Есть многописание и многописание. Если Некрасов писал для денег какие-нибудь жуткие «Три страны света» с Панаевой или рецензии на что угодно, дописывался до того, что немели руки и болело сердце, то знал, что пишет халтуру, и тогда же писал «Еду ли ночью по улице тёмной…», то Чехов различия не делал и воистину победы от поражения не желал отличать. Такое писательство нынче редкость, а в чеховские и последующие времена оно было нормой. Так писали Горький, Сологуб, А. Толстой.
1993
В РУССКОМ ЖАНРЕ — 3
На набережной у причальной стенки очередное баянно-хоровое отправление туристского судна, и сколько же сразу всего пролетает мгновенно: и жалость к этим старательно орущим бабам, и родственность, и зло на их уверенность в праве орать, и воспоминания обо всём этом много раз виденном, о том, что баянист кого-то напоминает, а девочка на третьей палубе до слёз стыдится матери, поющей палубой ниже, и потому убежала наверх.
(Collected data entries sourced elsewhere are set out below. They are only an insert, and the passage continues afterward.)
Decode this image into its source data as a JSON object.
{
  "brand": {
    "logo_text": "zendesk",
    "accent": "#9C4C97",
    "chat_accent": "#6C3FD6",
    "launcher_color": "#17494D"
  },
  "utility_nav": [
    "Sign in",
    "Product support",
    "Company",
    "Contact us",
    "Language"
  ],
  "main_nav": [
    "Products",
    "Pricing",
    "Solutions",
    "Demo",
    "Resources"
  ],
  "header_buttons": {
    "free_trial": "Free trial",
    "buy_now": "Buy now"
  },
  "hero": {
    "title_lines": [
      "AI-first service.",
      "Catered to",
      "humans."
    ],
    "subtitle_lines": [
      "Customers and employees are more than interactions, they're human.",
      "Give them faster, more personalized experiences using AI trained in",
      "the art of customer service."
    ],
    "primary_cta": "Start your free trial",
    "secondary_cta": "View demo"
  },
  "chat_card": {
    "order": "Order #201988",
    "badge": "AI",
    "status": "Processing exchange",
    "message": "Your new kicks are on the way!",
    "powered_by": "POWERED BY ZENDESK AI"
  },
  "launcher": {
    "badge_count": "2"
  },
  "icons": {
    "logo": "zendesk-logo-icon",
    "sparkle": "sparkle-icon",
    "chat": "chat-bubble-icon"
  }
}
Фоном служат враз лёгшее на крыши судов мягкое дождливое небо, продуктовый фургон, из открытой двери которого торчат пурпурные коровьи полутуши, и всё-всё тонет, затягивается жемчужной пылью того мелкого дождя, который исподволь прибирает всё к рукам, чтобы без молоньи и грома завесить окрестность своей нежной тканью.
В сумерках подвалил крутой берег Вольска, в котором пока ещё ничто не могло изменить уездного облика, и, словно в пущую ему дополнительность, покатили десятки телег, загрохотали вниз к пристани, устанавливаясь от первой, упёршейся в пристань, друг за другом в ряд. И сразу к ним побежали с накидками на головах пароходные матросы — разгружать камышинские арбузы.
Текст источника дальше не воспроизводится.